“I was a pretty good imitator of Roy Acuff, but then I found out they already had a Roy Acuff, so I started singin’ like myself.”
— Hank Williams
There are a few dimensions to this one, so buckle up…
Let’s get this out there on the table first: the world needs you to be you, not somebody else. Unless you’re an actor, I guess; then you should go be somebody else.
Failing a career in the dramatic arts, it’s up to you to “find your voice” and make your own unique contribution to the world.
But also, the world wants to categorize you. They need to do it because our brains have to conserve as much energy as it can. So there’s always a relational role at play. You’re going to be thought of as “one of those,” but it’s up to you to let them subtly know which role you’re going to play.

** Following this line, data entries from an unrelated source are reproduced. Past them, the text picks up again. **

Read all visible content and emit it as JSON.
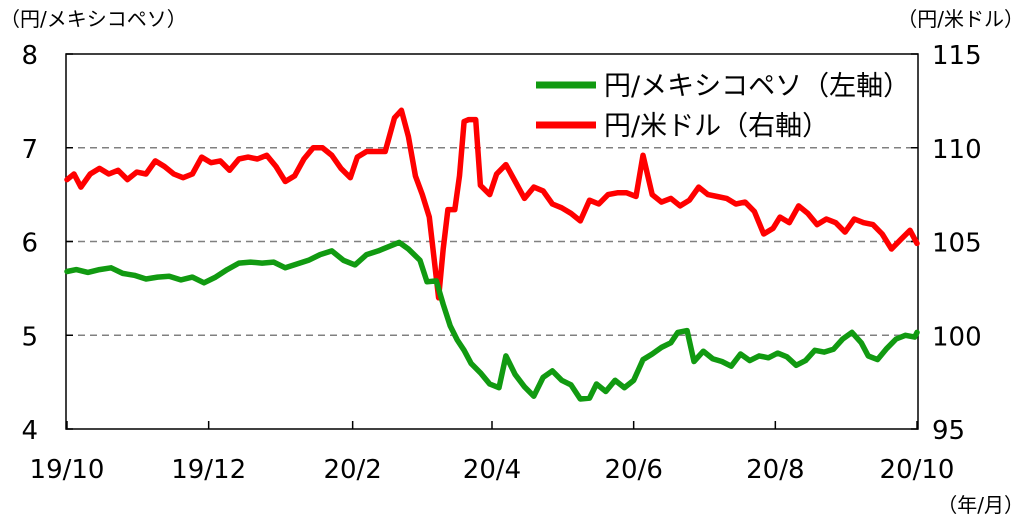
{
  "chart_data": {
    "type": "line",
    "units": {
      "left": "（円/メキシコペソ）",
      "right": "（円/米ドル）",
      "x": "（年/月）"
    },
    "x_ticks": [
      "19/10",
      "19/12",
      "20/2",
      "20/4",
      "20/6",
      "20/8",
      "20/10"
    ],
    "x_range": [
      "2019-10-01",
      "2020-10-01"
    ],
    "y_left": {
      "min": 4,
      "max": 8,
      "ticks": [
        "4",
        "5",
        "6",
        "7",
        "8"
      ]
    },
    "y_right": {
      "min": 95,
      "max": 115,
      "ticks": [
        "95",
        "100",
        "105",
        "110",
        "115"
      ]
    },
    "grid": "dashed horizontal at 5, 6, 7 (left axis)",
    "legend_position": "top-right",
    "series": [
      {
        "name": "円/メキシコペソ（左軸）",
        "axis": "left",
        "color": "#119a11",
        "points": [
          [
            "2019-10-01",
            5.68
          ],
          [
            "2019-10-05",
            5.7
          ],
          [
            "2019-10-10",
            5.67
          ],
          [
            "2019-10-15",
            5.7
          ],
          [
            "2019-10-20",
            5.72
          ],
          [
            "2019-10-25",
            5.66
          ],
          [
            "2019-10-30",
            5.64
          ],
          [
            "2019-11-04",
            5.6
          ],
          [
            "2019-11-09",
            5.62
          ],
          [
            "2019-11-14",
            5.63
          ],
          [
            "2019-11-19",
            5.59
          ],
          [
            "2019-11-24",
            5.62
          ],
          [
            "2019-11-29",
            5.56
          ],
          [
            "2019-12-04",
            5.62
          ],
          [
            "2019-12-09",
            5.7
          ],
          [
            "2019-12-14",
            5.77
          ],
          [
            "2019-12-19",
            5.78
          ],
          [
            "2019-12-24",
            5.77
          ],
          [
            "2019-12-29",
            5.78
          ],
          [
            "2020-01-03",
            5.72
          ],
          [
            "2020-01-08",
            5.76
          ],
          [
            "2020-01-13",
            5.8
          ],
          [
            "2020-01-18",
            5.86
          ],
          [
            "2020-01-23",
            5.9
          ],
          [
            "2020-01-28",
            5.8
          ],
          [
            "2020-02-02",
            5.75
          ],
          [
            "2020-02-07",
            5.86
          ],
          [
            "2020-02-12",
            5.9
          ],
          [
            "2020-02-17",
            5.95
          ],
          [
            "2020-02-21",
            5.99
          ],
          [
            "2020-02-25",
            5.92
          ],
          [
            "2020-03-01",
            5.8
          ],
          [
            "2020-03-04",
            5.57
          ],
          [
            "2020-03-08",
            5.58
          ],
          [
            "2020-03-11",
            5.33
          ],
          [
            "2020-03-14",
            5.1
          ],
          [
            "2020-03-17",
            4.95
          ],
          [
            "2020-03-20",
            4.84
          ],
          [
            "2020-03-23",
            4.7
          ],
          [
            "2020-03-27",
            4.6
          ],
          [
            "2020-03-31",
            4.48
          ],
          [
            "2020-04-04",
            4.44
          ],
          [
            "2020-04-07",
            4.78
          ],
          [
            "2020-04-11",
            4.58
          ],
          [
            "2020-04-15",
            4.45
          ],
          [
            "2020-04-19",
            4.35
          ],
          [
            "2020-04-23",
            4.55
          ],
          [
            "2020-04-27",
            4.62
          ],
          [
            "2020-05-01",
            4.52
          ],
          [
            "2020-05-05",
            4.47
          ],
          [
            "2020-05-09",
            4.32
          ],
          [
            "2020-05-13",
            4.33
          ],
          [
            "2020-05-16",
            4.48
          ],
          [
            "2020-05-20",
            4.4
          ],
          [
            "2020-05-24",
            4.52
          ],
          [
            "2020-05-28",
            4.44
          ],
          [
            "2020-06-01",
            4.52
          ],
          [
            "2020-06-05",
            4.74
          ],
          [
            "2020-06-09",
            4.8
          ],
          [
            "2020-06-13",
            4.87
          ],
          [
            "2020-06-17",
            4.92
          ],
          [
            "2020-06-20",
            5.03
          ],
          [
            "2020-06-24",
            5.05
          ],
          [
            "2020-06-27",
            4.72
          ],
          [
            "2020-07-01",
            4.83
          ],
          [
            "2020-07-05",
            4.75
          ],
          [
            "2020-07-09",
            4.72
          ],
          [
            "2020-07-13",
            4.67
          ],
          [
            "2020-07-17",
            4.8
          ],
          [
            "2020-07-21",
            4.73
          ],
          [
            "2020-07-25",
            4.78
          ],
          [
            "2020-07-29",
            4.76
          ],
          [
            "2020-08-02",
            4.81
          ],
          [
            "2020-08-06",
            4.77
          ],
          [
            "2020-08-10",
            4.68
          ],
          [
            "2020-08-14",
            4.73
          ],
          [
            "2020-08-18",
            4.84
          ],
          [
            "2020-08-22",
            4.82
          ],
          [
            "2020-08-26",
            4.85
          ],
          [
            "2020-08-30",
            4.96
          ],
          [
            "2020-09-03",
            5.03
          ],
          [
            "2020-09-07",
            4.92
          ],
          [
            "2020-09-10",
            4.78
          ],
          [
            "2020-09-14",
            4.74
          ],
          [
            "2020-09-18",
            4.86
          ],
          [
            "2020-09-22",
            4.96
          ],
          [
            "2020-09-26",
            5.0
          ],
          [
            "2020-09-30",
            4.98
          ],
          [
            "2020-10-01",
            5.03
          ]
        ]
      },
      {
        "name": "円/米ドル（右軸）",
        "axis": "right",
        "color": "#ff0000",
        "points": [
          [
            "2019-10-01",
            108.3
          ],
          [
            "2019-10-04",
            108.6
          ],
          [
            "2019-10-07",
            107.9
          ],
          [
            "2019-10-11",
            108.6
          ],
          [
            "2019-10-15",
            108.9
          ],
          [
            "2019-10-19",
            108.6
          ],
          [
            "2019-10-23",
            108.8
          ],
          [
            "2019-10-27",
            108.3
          ],
          [
            "2019-10-31",
            108.7
          ],
          [
            "2019-11-04",
            108.6
          ],
          [
            "2019-11-08",
            109.3
          ],
          [
            "2019-11-12",
            109.0
          ],
          [
            "2019-11-16",
            108.6
          ],
          [
            "2019-11-20",
            108.4
          ],
          [
            "2019-11-24",
            108.6
          ],
          [
            "2019-11-28",
            109.5
          ],
          [
            "2019-12-02",
            109.2
          ],
          [
            "2019-12-06",
            109.3
          ],
          [
            "2019-12-10",
            108.8
          ],
          [
            "2019-12-14",
            109.4
          ],
          [
            "2019-12-18",
            109.5
          ],
          [
            "2019-12-22",
            109.4
          ],
          [
            "2019-12-26",
            109.6
          ],
          [
            "2019-12-30",
            109.0
          ],
          [
            "2020-01-03",
            108.2
          ],
          [
            "2020-01-07",
            108.5
          ],
          [
            "2020-01-11",
            109.4
          ],
          [
            "2020-01-15",
            110.0
          ],
          [
            "2020-01-19",
            110.0
          ],
          [
            "2020-01-23",
            109.6
          ],
          [
            "2020-01-27",
            108.9
          ],
          [
            "2020-01-31",
            108.4
          ],
          [
            "2020-02-03",
            109.5
          ],
          [
            "2020-02-07",
            109.8
          ],
          [
            "2020-02-11",
            109.8
          ],
          [
            "2020-02-15",
            109.8
          ],
          [
            "2020-02-19",
            111.6
          ],
          [
            "2020-02-22",
            112.0
          ],
          [
            "2020-02-25",
            110.6
          ],
          [
            "2020-02-28",
            108.5
          ],
          [
            "2020-03-02",
            107.5
          ],
          [
            "2020-03-05",
            106.3
          ],
          [
            "2020-03-09",
            102.0
          ],
          [
            "2020-03-11",
            104.6
          ],
          [
            "2020-03-13",
            106.7
          ],
          [
            "2020-03-16",
            106.7
          ],
          [
            "2020-03-18",
            108.5
          ],
          [
            "2020-03-20",
            111.4
          ],
          [
            "2020-03-22",
            111.5
          ],
          [
            "2020-03-25",
            111.5
          ],
          [
            "2020-03-27",
            108.0
          ],
          [
            "2020-03-31",
            107.5
          ],
          [
            "2020-04-03",
            108.6
          ],
          [
            "2020-04-07",
            109.1
          ],
          [
            "2020-04-11",
            108.2
          ],
          [
            "2020-04-15",
            107.3
          ],
          [
            "2020-04-19",
            107.9
          ],
          [
            "2020-04-23",
            107.7
          ],
          [
            "2020-04-27",
            107.0
          ],
          [
            "2020-05-01",
            106.8
          ],
          [
            "2020-05-05",
            106.5
          ],
          [
            "2020-05-09",
            106.1
          ],
          [
            "2020-05-13",
            107.2
          ],
          [
            "2020-05-17",
            107.0
          ],
          [
            "2020-05-21",
            107.5
          ],
          [
            "2020-05-25",
            107.6
          ],
          [
            "2020-05-29",
            107.6
          ],
          [
            "2020-06-02",
            107.4
          ],
          [
            "2020-06-05",
            109.6
          ],
          [
            "2020-06-09",
            107.5
          ],
          [
            "2020-06-13",
            107.1
          ],
          [
            "2020-06-17",
            107.3
          ],
          [
            "2020-06-21",
            106.9
          ],
          [
            "2020-06-25",
            107.2
          ],
          [
            "2020-06-29",
            107.9
          ],
          [
            "2020-07-03",
            107.5
          ],
          [
            "2020-07-07",
            107.4
          ],
          [
            "2020-07-11",
            107.3
          ],
          [
            "2020-07-15",
            107.0
          ],
          [
            "2020-07-19",
            107.1
          ],
          [
            "2020-07-23",
            106.6
          ],
          [
            "2020-07-27",
            105.4
          ],
          [
            "2020-07-31",
            105.7
          ],
          [
            "2020-08-03",
            106.3
          ],
          [
            "2020-08-07",
            106.0
          ],
          [
            "2020-08-11",
            106.9
          ],
          [
            "2020-08-15",
            106.5
          ],
          [
            "2020-08-19",
            105.9
          ],
          [
            "2020-08-23",
            106.2
          ],
          [
            "2020-08-27",
            106.0
          ],
          [
            "2020-08-31",
            105.5
          ],
          [
            "2020-09-04",
            106.2
          ],
          [
            "2020-09-08",
            106.0
          ],
          [
            "2020-09-12",
            105.9
          ],
          [
            "2020-09-16",
            105.4
          ],
          [
            "2020-09-20",
            104.6
          ],
          [
            "2020-09-24",
            105.1
          ],
          [
            "2020-09-28",
            105.6
          ],
          [
            "2020-10-01",
            104.9
          ]
        ]
      }
    ]
  }
}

As an expert of some sort, people want to know if you’re functioning as an investigative reporter, as an advocate of a tactic or system, a disrupter, or as a parental figure (either loving or stern). There are a few other choices, but you get the idea. This is how people are going to relate to you, so choose wisely.

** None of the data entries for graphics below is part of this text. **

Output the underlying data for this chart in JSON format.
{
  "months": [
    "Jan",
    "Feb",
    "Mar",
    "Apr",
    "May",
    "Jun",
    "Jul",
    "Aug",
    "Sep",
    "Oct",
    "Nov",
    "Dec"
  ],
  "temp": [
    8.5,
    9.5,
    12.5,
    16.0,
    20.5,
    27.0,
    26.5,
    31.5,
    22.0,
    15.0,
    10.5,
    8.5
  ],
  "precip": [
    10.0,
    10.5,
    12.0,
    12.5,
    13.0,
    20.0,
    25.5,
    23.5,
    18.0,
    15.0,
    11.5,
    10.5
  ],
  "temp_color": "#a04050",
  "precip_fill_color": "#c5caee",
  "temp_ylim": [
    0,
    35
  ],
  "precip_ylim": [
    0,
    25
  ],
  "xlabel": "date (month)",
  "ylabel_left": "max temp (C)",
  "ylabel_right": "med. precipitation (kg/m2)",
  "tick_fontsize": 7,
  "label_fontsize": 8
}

This is not the same as being unoriginal. This is you telling your audience what gear it needs to be in so they can deal with you.
On a higher level, we also have the issue of an Authority Archetype, and the waters get a little murkier for some folks…

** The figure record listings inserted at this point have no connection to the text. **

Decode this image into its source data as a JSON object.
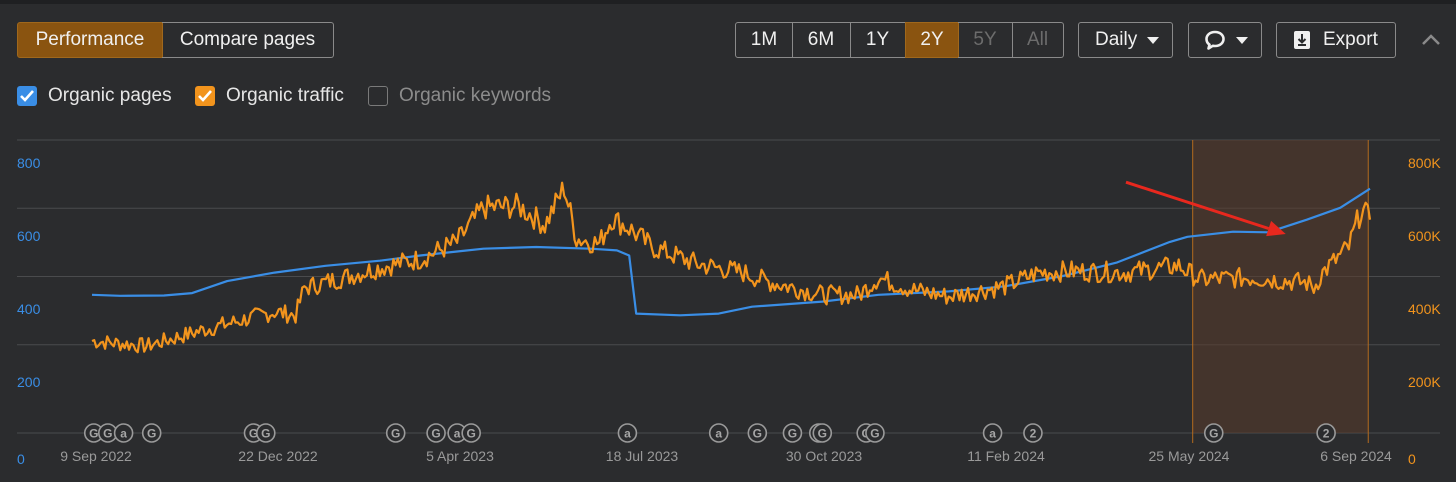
{
  "view_tabs": [
    {
      "label": "Performance",
      "active": true
    },
    {
      "label": "Compare pages",
      "active": false
    }
  ],
  "range_buttons": [
    {
      "label": "1M",
      "state": "normal"
    },
    {
      "label": "6M",
      "state": "normal"
    },
    {
      "label": "1Y",
      "state": "normal"
    },
    {
      "label": "2Y",
      "state": "active"
    },
    {
      "label": "5Y",
      "state": "disabled"
    },
    {
      "label": "All",
      "state": "disabled"
    }
  ],
  "interval_select": {
    "label": "Daily",
    "icon": "chevron-down-icon"
  },
  "annotation_menu": {
    "icon": "speech-bubble-icon"
  },
  "export_button": {
    "label": "Export",
    "icon": "download-icon"
  },
  "collapse_icon": "chevron-up-icon",
  "metrics": [
    {
      "label": "Organic pages",
      "checked": true,
      "color": "#3a8ee6"
    },
    {
      "label": "Organic traffic",
      "checked": true,
      "color": "#f2941d"
    },
    {
      "label": "Organic keywords",
      "checked": false,
      "color": "#8a8a8a"
    }
  ],
  "chart_data": {
    "type": "line",
    "x_tick_labels": [
      "9 Sep 2022",
      "22 Dec 2022",
      "5 Apr 2023",
      "18 Jul 2023",
      "30 Oct 2023",
      "11 Feb 2024",
      "25 May 2024",
      "6 Sep 2024"
    ],
    "x_range": [
      "2022-09-09",
      "2024-09-06"
    ],
    "left_axis": {
      "ticks": [
        "0",
        "200",
        "400",
        "600",
        "800"
      ],
      "range": [
        0,
        800
      ],
      "color": "#3a8ee6"
    },
    "right_axis": {
      "ticks": [
        "0",
        "200K",
        "400K",
        "600K",
        "800K"
      ],
      "range": [
        0,
        800000
      ],
      "color": "#f2941d"
    },
    "grid": true,
    "series": [
      {
        "name": "Organic pages",
        "axis": "left",
        "color": "#3a8ee6",
        "points": [
          [
            "2022-09-09",
            405
          ],
          [
            "2022-09-25",
            402
          ],
          [
            "2022-10-20",
            403
          ],
          [
            "2022-11-05",
            410
          ],
          [
            "2022-11-25",
            445
          ],
          [
            "2022-12-22",
            470
          ],
          [
            "2023-01-20",
            490
          ],
          [
            "2023-02-20",
            505
          ],
          [
            "2023-03-15",
            520
          ],
          [
            "2023-04-05",
            532
          ],
          [
            "2023-04-20",
            540
          ],
          [
            "2023-05-20",
            545
          ],
          [
            "2023-06-20",
            540
          ],
          [
            "2023-07-05",
            535
          ],
          [
            "2023-07-12",
            520
          ],
          [
            "2023-07-16",
            350
          ],
          [
            "2023-08-10",
            345
          ],
          [
            "2023-09-01",
            350
          ],
          [
            "2023-09-20",
            370
          ],
          [
            "2023-10-30",
            385
          ],
          [
            "2023-12-01",
            405
          ],
          [
            "2024-01-10",
            415
          ],
          [
            "2024-02-11",
            430
          ],
          [
            "2024-03-15",
            460
          ],
          [
            "2024-04-15",
            500
          ],
          [
            "2024-05-15",
            560
          ],
          [
            "2024-05-25",
            575
          ],
          [
            "2024-06-20",
            590
          ],
          [
            "2024-07-10",
            588
          ],
          [
            "2024-08-01",
            625
          ],
          [
            "2024-08-20",
            660
          ],
          [
            "2024-09-06",
            716
          ]
        ]
      },
      {
        "name": "Organic traffic",
        "axis": "right",
        "color": "#f2941d",
        "points": [
          [
            "2022-09-09",
            270000
          ],
          [
            "2022-10-10",
            255000
          ],
          [
            "2022-11-10",
            300000
          ],
          [
            "2022-12-22",
            355000
          ],
          [
            "2023-01-03",
            345000
          ],
          [
            "2023-01-08",
            425000
          ],
          [
            "2023-01-30",
            455000
          ],
          [
            "2023-02-20",
            485000
          ],
          [
            "2023-03-15",
            510000
          ],
          [
            "2023-04-05",
            560000
          ],
          [
            "2023-04-20",
            660000
          ],
          [
            "2023-05-10",
            665000
          ],
          [
            "2023-05-25",
            610000
          ],
          [
            "2023-06-05",
            720000
          ],
          [
            "2023-06-12",
            570000
          ],
          [
            "2023-06-25",
            555000
          ],
          [
            "2023-07-02",
            630000
          ],
          [
            "2023-07-12",
            600000
          ],
          [
            "2023-07-25",
            545000
          ],
          [
            "2023-08-20",
            495000
          ],
          [
            "2023-09-15",
            470000
          ],
          [
            "2023-09-28",
            445000
          ],
          [
            "2023-10-30",
            405000
          ],
          [
            "2023-11-20",
            405000
          ],
          [
            "2023-12-01",
            455000
          ],
          [
            "2023-12-20",
            420000
          ],
          [
            "2024-01-10",
            400000
          ],
          [
            "2024-02-11",
            430000
          ],
          [
            "2024-03-01",
            470000
          ],
          [
            "2024-03-20",
            475000
          ],
          [
            "2024-04-20",
            470000
          ],
          [
            "2024-05-20",
            490000
          ],
          [
            "2024-06-01",
            450000
          ],
          [
            "2024-07-01",
            455000
          ],
          [
            "2024-08-01",
            440000
          ],
          [
            "2024-08-05",
            425000
          ],
          [
            "2024-08-10",
            470000
          ],
          [
            "2024-08-25",
            545000
          ],
          [
            "2024-09-01",
            655000
          ],
          [
            "2024-09-06",
            625000
          ]
        ]
      }
    ],
    "annotation_markers": [
      {
        "date": "2022-09-10",
        "glyph": "G"
      },
      {
        "date": "2022-09-18",
        "glyph": "G"
      },
      {
        "date": "2022-09-27",
        "glyph": "a"
      },
      {
        "date": "2022-10-13",
        "glyph": "G"
      },
      {
        "date": "2022-12-10",
        "glyph": "G"
      },
      {
        "date": "2022-12-17",
        "glyph": "G"
      },
      {
        "date": "2023-03-01",
        "glyph": "G"
      },
      {
        "date": "2023-03-24",
        "glyph": "G"
      },
      {
        "date": "2023-04-05",
        "glyph": "a"
      },
      {
        "date": "2023-04-13",
        "glyph": "G"
      },
      {
        "date": "2023-07-11",
        "glyph": "a"
      },
      {
        "date": "2023-09-01",
        "glyph": "a"
      },
      {
        "date": "2023-09-23",
        "glyph": "G"
      },
      {
        "date": "2023-10-13",
        "glyph": "G"
      },
      {
        "date": "2023-10-28",
        "glyph": "G"
      },
      {
        "date": "2023-10-30",
        "glyph": "G"
      },
      {
        "date": "2023-11-24",
        "glyph": "G"
      },
      {
        "date": "2023-11-29",
        "glyph": "G"
      },
      {
        "date": "2024-02-04",
        "glyph": "a"
      },
      {
        "date": "2024-02-27",
        "glyph": "2"
      },
      {
        "date": "2024-06-09",
        "glyph": "G"
      },
      {
        "date": "2024-08-12",
        "glyph": "2"
      }
    ],
    "highlight_range": [
      "2024-05-28",
      "2024-09-05"
    ],
    "arrow": {
      "color": "#e8281e",
      "from": [
        "2024-04-20",
        735
      ],
      "to": [
        "2024-07-20",
        583
      ],
      "axis": "left"
    }
  }
}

I’ve become sort of known for helping experts find a figure from history that they can emulate. This does not mean that I teach people how to “copy” someone else and think that they will get the same results. Not at all.
You can take someone else’s strategies, make them your own, and create something completely different. Much like there are only seven basic plots that all stories are built upon, there are a handful of archetypes that represent the basic strategies for building authority.
Don’t steal, but don’t reinvent the wheel, either.